Earlier this month, residential investor Deutsche Asset One acquired around 715 residential and commercial units in Munich worth in excess of €300m from MEAG. The properties will be held in various Union Investment institutional open-ended real estate funds that are aimed exclusively at cooperative securities account investors (Depot A). Deutsche Asset One intends to invest around €500m in German residential assets this year.
‘We are pursuing a long-term and sustainable strategy with all our properties,’ said Thilo von Stechow, managing partner at Deutsche Asset One. ‘The careful and cautious treatment of tenants and property maintenance for a quality of life throughout the city are becoming increasingly important in transactions in the residential sector.’
The seller was advised by BNP Paribas Real Estate GmbH; Deutsche Asset One was advised by Noerr LLP and Drees & Sommer.

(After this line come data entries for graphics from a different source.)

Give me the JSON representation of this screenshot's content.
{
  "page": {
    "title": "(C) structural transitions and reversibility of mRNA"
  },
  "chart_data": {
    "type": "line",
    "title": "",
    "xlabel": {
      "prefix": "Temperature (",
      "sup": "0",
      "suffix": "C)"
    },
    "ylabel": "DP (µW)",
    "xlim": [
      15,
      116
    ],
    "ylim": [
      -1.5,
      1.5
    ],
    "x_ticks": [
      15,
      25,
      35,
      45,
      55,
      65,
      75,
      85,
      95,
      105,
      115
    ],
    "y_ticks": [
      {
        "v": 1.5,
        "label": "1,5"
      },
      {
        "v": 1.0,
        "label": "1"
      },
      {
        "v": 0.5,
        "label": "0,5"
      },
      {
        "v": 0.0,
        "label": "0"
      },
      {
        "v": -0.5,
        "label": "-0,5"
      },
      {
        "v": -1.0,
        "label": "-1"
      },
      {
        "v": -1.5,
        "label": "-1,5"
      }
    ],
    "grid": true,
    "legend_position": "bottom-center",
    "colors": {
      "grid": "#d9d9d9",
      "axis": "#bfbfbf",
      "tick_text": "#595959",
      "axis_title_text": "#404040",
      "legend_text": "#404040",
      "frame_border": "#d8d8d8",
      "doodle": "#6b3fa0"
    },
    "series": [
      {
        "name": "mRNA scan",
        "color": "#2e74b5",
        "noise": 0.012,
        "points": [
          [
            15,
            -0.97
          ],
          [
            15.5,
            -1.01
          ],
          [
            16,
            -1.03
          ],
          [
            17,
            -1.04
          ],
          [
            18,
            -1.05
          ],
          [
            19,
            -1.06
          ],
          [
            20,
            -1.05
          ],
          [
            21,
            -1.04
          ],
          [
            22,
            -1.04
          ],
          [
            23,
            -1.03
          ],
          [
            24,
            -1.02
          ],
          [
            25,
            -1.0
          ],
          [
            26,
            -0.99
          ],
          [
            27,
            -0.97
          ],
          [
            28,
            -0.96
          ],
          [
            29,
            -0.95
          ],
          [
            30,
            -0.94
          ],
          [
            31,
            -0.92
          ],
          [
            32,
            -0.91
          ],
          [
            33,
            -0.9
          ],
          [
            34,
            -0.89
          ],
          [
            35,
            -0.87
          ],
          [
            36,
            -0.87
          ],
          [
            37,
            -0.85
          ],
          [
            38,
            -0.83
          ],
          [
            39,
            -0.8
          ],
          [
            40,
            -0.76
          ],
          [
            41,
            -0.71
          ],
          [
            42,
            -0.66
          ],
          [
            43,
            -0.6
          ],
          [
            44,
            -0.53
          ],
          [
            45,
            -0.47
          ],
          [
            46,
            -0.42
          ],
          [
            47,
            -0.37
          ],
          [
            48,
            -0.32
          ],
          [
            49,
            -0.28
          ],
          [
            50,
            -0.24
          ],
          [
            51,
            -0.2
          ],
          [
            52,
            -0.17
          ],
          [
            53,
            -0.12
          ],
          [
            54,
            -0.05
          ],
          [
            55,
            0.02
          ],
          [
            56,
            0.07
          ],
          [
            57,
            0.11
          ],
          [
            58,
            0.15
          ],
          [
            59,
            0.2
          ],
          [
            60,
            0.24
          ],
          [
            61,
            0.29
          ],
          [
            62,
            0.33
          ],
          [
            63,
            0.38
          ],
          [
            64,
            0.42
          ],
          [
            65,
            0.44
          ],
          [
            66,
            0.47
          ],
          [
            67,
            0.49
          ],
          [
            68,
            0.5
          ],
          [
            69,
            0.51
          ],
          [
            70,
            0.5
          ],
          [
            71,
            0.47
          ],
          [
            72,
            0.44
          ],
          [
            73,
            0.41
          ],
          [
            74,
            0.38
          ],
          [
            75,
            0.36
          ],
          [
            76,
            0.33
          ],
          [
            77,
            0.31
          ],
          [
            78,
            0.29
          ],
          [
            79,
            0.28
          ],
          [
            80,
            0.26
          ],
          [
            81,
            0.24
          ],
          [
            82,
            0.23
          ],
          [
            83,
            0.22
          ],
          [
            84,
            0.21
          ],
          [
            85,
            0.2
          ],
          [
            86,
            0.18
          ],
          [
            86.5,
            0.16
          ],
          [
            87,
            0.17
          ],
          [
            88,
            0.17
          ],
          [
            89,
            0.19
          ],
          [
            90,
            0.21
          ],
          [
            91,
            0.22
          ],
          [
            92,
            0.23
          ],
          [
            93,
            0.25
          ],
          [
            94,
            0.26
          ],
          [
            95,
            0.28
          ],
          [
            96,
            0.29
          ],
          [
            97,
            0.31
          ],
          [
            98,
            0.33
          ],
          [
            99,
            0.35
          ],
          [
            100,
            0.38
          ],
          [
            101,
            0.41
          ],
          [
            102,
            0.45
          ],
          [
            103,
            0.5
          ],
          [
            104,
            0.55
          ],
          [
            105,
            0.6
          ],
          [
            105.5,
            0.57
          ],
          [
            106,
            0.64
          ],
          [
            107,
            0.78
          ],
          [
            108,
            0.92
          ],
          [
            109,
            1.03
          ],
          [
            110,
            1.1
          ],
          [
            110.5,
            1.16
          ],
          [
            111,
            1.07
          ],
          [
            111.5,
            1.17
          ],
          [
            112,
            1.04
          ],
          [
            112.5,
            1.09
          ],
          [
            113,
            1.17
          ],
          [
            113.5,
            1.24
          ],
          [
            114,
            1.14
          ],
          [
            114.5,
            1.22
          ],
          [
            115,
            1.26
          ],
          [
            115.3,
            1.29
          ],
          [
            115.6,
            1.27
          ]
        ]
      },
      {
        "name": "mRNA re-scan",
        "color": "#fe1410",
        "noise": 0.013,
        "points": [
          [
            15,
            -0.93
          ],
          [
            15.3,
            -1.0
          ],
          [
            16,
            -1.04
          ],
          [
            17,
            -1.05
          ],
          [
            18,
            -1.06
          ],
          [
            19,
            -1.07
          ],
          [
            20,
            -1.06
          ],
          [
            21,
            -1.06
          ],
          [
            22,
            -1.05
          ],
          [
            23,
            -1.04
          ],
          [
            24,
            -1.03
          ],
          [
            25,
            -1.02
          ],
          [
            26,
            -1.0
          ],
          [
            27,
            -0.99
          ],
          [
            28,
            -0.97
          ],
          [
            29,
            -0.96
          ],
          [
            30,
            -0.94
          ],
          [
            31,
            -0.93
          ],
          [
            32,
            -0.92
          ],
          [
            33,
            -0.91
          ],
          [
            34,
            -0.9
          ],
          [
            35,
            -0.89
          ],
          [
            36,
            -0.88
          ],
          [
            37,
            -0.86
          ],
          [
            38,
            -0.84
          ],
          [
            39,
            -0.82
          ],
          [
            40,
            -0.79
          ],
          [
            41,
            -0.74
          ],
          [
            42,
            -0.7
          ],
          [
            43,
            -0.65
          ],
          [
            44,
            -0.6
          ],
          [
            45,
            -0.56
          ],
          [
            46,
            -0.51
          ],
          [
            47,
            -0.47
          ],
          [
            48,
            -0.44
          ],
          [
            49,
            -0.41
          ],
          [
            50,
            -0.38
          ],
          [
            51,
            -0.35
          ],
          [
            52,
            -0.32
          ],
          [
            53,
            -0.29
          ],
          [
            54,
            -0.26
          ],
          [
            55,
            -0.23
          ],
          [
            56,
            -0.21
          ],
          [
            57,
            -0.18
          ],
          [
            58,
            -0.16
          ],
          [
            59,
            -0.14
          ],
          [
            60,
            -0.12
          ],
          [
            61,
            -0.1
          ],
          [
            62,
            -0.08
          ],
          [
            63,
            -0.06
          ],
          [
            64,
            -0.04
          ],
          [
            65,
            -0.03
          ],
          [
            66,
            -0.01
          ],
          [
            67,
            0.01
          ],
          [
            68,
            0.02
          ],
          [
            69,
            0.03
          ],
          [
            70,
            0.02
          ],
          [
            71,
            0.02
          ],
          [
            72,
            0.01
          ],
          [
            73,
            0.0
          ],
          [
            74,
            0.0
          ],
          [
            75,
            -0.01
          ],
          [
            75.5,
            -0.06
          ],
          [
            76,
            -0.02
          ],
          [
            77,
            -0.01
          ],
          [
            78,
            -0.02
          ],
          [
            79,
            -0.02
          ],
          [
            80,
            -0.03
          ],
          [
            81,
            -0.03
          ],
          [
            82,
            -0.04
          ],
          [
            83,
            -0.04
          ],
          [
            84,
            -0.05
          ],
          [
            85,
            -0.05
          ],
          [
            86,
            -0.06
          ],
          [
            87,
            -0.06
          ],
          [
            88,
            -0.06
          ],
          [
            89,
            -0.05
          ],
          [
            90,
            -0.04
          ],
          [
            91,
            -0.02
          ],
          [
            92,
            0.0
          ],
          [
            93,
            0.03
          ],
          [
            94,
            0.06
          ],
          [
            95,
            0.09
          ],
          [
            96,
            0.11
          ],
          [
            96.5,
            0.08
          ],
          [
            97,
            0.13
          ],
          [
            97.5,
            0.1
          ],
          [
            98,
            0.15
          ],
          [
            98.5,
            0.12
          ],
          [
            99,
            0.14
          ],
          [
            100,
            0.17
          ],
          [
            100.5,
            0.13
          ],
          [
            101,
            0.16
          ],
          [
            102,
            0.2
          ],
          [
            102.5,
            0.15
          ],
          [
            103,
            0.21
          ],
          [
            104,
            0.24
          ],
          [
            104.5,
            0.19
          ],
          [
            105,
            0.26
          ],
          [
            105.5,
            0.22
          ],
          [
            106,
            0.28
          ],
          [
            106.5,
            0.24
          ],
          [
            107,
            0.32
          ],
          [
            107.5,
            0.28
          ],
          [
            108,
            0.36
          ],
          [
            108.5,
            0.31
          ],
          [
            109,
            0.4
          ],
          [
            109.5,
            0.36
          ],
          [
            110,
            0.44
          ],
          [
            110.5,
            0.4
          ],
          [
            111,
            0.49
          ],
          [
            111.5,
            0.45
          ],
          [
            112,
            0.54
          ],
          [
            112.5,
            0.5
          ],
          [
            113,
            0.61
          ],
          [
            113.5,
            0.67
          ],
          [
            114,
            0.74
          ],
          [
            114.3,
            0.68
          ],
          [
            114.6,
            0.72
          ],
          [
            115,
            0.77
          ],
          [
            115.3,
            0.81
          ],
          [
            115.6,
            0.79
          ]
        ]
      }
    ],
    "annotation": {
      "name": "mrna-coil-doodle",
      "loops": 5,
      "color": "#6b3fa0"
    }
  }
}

Also this month, Berlin-based Capital Bay announced the formation of its latest subsidiary specializing in the development of capital projects and urban quarters with €500m of projects in the pipeline. CB District Development Management will offer a full range of services, including feasibility studies and obtaining planning permission to functional planning, design of public spaces, marketing and handover to operations and the development of utilisation concepts.
‘With CB District Development Management GmbH, we are expanding our overall CB Group value proposition by placing this unit on a so far uncovered element of the value chain,’ said Rolf Schneider, COO of Capital Bay. ‘We strive to include integrated urban quarter development into our profile and have been able to attract an outstanding management team for this purpose. All three represent the development of innovative and sustainable neighbourhoods.’
For Karin Richter, managing partner of CB District Development Group, the aim is ‘to create liveable quarters that are geared to the needs of their residents and in which the dynamics of urban life can be experienced’: ‘We want to reconnect peoples’ phases of life with the life cycles of the district,’ she said. ‘In doing so, the idea of common good plays a major role. Housing should become affordable again – for example, through digitally initiated, modular development, planning and construction across all asset classes.’
Also this month, BF.direkt brokered and structured financing of around €35m for the construction of a residential estate in the Berlin-Brandenburg region. In addition to the bank loan, the investor is also receiving KfW funding. Once completed, the project will comprise around 200 residential units across around 20,000 sqm. The project also includes underground parking facilities and a supermarket. Completion is scheduled for autumn 2021.
‘I am glad that we have been able to success-fully arrange this financing in the Berlin-Brandenburg region,’ said Francesco Fedele, CEO of BF.direkt. ‘The structuring of financing comprising both bank borrowing and KfW loans was a particular challenge. We, too, are now feeling the effects of the corona crisis. Deals are being delayed and some investors are putting off investment decisions.’